Una espiral de deuda es una situación en la que una economía tiene que endeudarse para poder pagar los intereses de su propia deuda pública. El nuevo endeudamiento incrementa el gasto en intereses. Si el gasto no financiero continúa creciendo, el resultado fiscal es de mayores déficits. La espiral de la deuda prosigue. Solo se rompe con una consolidación fiscal.
Los aumentos de impuestos no generan consolidaciones fiscales. Un incremento de impuestos añade mayor peso sobre los hogares y las empresas, limita el crecimiento de la economía y crea el incentivo para expandir el gasto. Pocos incentivos para crecer el gasto son más poderosos que un incremento en las recaudaciones de impuestos.
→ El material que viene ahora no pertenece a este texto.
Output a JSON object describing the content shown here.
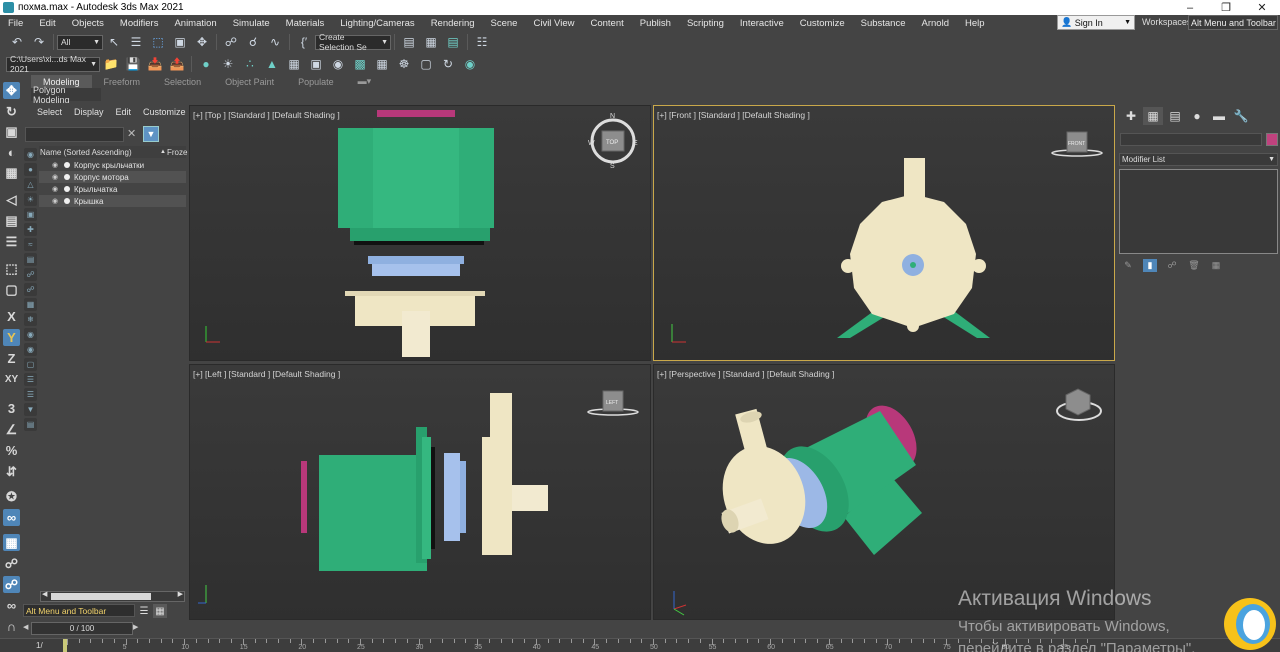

En los años 2023, 2024 y 2025 el Gobierno tuvo superávits primarios. Los ingresos cubrieron los gastos no financieros. Pero los intereses de la deuda son parte del gasto total. El endeudamiento solo se combate con el control del gasto total del Gobierno.
Si la política del sector público consiste en aumentar el gasto, creando nuevos programas públicos y aumentando las erogaciones de los existentes, no hay manera de revertir el ritmo de incremento de la deuda. Por más que se incrementen los ingresos, estos nunca serán suficientes para detener el aumento de la deuda.